Nota: lo so, ho un caratteraccio... questi racconti si trovano nella versione originale in diverse pagine web, apprezzati per la loro bellezza. Io però ho sentito comunque il bisogno di modificarli, accorciando (il primo), allungando (il secondo) o modificando completamente il finale (l'ultimo).




E' arrivato un mostro!
(Versione brutalmente adattata dall'omonimo racconto di Bruno Ferrero, Nuove storie)
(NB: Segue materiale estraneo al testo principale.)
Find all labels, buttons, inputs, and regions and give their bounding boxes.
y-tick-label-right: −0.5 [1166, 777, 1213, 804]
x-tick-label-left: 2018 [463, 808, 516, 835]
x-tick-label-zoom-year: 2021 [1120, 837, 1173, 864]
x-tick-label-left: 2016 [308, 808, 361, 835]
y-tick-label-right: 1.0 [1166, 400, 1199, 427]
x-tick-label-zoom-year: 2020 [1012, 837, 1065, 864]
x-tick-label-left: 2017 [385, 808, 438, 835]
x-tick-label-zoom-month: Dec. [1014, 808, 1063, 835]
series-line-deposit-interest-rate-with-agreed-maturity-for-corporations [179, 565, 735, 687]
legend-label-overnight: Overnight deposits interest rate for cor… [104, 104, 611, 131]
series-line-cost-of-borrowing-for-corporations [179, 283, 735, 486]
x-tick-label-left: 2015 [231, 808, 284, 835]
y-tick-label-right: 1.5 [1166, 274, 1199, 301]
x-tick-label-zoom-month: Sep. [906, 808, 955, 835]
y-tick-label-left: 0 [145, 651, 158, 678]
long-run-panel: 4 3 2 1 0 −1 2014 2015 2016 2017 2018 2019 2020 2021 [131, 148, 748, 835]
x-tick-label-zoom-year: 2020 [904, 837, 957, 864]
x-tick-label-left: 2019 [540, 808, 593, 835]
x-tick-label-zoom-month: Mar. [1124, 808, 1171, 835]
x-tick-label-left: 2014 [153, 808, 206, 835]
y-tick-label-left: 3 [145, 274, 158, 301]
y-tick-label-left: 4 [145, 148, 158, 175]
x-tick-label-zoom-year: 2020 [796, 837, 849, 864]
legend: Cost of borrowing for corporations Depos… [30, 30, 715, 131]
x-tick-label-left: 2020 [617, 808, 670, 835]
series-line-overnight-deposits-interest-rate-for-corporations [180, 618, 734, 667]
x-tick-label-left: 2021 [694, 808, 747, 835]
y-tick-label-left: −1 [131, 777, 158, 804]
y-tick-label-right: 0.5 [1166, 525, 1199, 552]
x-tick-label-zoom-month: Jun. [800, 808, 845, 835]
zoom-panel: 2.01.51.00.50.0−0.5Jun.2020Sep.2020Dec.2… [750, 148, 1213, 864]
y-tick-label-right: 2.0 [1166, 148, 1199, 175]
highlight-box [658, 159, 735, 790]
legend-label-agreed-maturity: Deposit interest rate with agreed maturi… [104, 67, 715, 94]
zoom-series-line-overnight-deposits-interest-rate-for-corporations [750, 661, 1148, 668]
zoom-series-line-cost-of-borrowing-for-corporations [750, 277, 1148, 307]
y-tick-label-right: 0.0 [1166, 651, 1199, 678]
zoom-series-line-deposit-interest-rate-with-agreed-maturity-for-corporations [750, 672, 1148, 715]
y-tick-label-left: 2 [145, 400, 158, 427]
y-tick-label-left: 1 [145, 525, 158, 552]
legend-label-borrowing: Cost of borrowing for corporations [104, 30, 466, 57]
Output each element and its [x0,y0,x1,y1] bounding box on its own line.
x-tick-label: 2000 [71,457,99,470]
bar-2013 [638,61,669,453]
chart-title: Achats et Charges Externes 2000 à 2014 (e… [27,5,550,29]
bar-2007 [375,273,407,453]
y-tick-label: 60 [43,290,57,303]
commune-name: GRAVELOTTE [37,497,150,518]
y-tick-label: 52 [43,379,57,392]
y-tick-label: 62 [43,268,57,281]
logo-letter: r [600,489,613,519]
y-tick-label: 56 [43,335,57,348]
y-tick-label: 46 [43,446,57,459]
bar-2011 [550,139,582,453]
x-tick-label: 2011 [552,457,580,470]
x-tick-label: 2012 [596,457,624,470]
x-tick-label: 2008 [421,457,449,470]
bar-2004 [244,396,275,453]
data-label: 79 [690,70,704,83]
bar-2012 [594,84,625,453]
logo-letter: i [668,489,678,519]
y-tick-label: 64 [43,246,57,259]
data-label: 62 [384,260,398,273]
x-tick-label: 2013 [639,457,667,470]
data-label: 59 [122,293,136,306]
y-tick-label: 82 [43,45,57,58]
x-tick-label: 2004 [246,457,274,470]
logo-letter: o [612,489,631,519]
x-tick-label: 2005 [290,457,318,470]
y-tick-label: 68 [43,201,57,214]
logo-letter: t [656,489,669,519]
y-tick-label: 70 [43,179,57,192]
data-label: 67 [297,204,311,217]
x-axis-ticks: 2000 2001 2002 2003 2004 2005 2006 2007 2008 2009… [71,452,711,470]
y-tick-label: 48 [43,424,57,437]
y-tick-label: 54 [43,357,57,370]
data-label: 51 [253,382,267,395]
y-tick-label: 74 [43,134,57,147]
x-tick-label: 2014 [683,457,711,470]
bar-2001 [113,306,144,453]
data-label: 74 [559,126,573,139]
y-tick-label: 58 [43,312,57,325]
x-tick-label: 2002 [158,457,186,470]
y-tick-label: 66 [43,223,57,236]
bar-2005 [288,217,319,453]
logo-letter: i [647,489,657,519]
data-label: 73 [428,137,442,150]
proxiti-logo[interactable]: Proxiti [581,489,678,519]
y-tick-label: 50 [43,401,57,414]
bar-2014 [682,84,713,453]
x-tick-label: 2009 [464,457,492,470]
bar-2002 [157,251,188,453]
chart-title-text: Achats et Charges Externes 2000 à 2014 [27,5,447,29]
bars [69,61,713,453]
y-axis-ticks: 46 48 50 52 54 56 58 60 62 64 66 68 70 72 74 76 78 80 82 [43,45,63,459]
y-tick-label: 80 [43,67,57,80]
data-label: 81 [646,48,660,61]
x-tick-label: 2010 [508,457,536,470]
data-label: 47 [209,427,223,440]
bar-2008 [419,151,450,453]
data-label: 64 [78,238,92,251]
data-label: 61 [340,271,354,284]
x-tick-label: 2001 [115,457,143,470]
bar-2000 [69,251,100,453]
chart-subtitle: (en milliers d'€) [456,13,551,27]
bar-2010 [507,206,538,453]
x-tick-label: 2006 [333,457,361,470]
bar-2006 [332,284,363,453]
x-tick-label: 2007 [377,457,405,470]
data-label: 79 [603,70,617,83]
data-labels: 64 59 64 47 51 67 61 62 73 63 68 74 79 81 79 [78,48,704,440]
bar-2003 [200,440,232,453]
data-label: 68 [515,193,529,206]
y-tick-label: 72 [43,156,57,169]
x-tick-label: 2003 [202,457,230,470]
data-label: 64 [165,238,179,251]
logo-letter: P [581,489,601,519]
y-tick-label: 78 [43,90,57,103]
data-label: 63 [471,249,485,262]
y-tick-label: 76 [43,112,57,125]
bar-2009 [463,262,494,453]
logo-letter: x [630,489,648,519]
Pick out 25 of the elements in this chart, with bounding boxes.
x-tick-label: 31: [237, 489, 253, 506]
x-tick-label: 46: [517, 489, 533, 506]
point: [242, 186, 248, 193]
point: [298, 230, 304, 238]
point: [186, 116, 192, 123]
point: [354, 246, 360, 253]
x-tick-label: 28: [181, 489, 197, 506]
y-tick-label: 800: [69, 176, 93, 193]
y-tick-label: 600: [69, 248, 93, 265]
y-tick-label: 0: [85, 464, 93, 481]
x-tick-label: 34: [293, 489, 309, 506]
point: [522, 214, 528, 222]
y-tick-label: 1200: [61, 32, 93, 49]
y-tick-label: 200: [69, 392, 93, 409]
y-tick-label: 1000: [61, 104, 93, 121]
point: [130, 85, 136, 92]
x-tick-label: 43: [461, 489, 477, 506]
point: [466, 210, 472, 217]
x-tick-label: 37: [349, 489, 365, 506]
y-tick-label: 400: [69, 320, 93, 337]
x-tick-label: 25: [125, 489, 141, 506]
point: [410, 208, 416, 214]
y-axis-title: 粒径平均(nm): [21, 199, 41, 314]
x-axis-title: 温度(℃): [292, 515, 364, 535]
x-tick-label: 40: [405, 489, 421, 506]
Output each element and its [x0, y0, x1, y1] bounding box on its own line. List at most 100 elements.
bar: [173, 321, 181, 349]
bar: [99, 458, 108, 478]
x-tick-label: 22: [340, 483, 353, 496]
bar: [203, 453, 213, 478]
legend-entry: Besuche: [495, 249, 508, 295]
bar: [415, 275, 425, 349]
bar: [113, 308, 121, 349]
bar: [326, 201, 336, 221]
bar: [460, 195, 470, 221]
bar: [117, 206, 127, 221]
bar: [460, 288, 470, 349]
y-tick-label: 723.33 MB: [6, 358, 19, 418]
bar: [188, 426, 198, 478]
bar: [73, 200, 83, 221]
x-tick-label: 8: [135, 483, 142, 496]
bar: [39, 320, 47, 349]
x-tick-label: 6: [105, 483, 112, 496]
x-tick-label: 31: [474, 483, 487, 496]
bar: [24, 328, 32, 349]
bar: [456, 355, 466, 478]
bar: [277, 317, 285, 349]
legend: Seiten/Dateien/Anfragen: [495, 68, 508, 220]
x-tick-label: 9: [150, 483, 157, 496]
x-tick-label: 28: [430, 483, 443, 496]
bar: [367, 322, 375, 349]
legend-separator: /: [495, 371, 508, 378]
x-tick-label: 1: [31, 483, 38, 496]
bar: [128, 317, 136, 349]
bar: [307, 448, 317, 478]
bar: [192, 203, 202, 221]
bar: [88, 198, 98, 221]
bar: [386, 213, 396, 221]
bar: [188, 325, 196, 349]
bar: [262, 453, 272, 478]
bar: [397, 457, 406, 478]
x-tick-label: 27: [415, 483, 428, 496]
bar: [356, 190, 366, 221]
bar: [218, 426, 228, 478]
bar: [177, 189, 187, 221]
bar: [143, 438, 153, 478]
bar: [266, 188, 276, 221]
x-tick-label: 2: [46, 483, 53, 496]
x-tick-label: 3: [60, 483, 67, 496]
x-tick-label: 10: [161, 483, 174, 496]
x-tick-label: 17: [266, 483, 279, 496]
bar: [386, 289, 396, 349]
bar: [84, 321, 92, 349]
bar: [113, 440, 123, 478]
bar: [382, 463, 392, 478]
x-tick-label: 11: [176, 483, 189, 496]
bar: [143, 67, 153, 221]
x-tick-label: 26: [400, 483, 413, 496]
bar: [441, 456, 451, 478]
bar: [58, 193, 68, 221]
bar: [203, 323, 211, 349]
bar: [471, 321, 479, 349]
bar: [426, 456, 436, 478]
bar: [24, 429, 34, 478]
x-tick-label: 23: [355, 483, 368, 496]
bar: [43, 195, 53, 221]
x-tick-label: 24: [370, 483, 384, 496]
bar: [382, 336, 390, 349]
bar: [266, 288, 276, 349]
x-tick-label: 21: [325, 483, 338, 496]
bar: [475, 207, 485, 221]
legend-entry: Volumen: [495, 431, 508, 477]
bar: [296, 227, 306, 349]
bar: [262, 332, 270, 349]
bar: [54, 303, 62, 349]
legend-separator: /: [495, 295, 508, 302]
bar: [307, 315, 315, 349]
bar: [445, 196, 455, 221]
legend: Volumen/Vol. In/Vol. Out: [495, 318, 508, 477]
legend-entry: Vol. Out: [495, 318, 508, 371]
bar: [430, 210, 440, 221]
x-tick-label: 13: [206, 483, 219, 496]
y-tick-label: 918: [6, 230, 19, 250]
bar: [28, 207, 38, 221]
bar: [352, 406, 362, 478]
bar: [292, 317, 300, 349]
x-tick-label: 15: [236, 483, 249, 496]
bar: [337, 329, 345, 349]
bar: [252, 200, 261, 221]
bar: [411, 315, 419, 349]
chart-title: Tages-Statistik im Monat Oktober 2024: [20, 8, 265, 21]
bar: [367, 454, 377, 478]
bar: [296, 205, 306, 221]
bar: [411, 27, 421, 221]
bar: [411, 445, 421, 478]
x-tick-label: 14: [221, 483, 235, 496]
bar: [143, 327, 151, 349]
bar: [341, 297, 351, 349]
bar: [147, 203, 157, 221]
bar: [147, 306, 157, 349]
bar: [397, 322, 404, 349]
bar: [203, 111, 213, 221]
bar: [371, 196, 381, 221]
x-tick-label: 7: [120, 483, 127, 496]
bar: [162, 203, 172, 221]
Il paese di Dolceacqua era il più sereno e pacifico della terra. Come scrivono nei loro libri gli scrittori, era un paesino davvero "ridente". Tutto procedeva bene finché una notte blu, per le vie deserte, si sentì uno strano "toc toc, toc toc, toc toc...", accompagnato da un ansimare cupo e raschiante. Solo qualche coraggioso si affacciò alla finestra.
Un bisbigliare concitato cominciò a rincorrersi dietro le persiane.
"E' un forestiero".
"Un gigante...".
"Mamma mia, quant'è brutto!".
Lo sconosciuto camminava curvo sotto il peso di un grosso sacco. Ogni tanto era costretto a fermarsi per soffiarsi il naso: doveva avere un terribile raffreddore. Ecco perché ansimava e tossiva come un vecchio mantice sforacchiato.
C'era, al fondo del paese, a due passi dal bosco, una profonda caverna nera. Il mostro, non trovando niente di meglio, ci si installò.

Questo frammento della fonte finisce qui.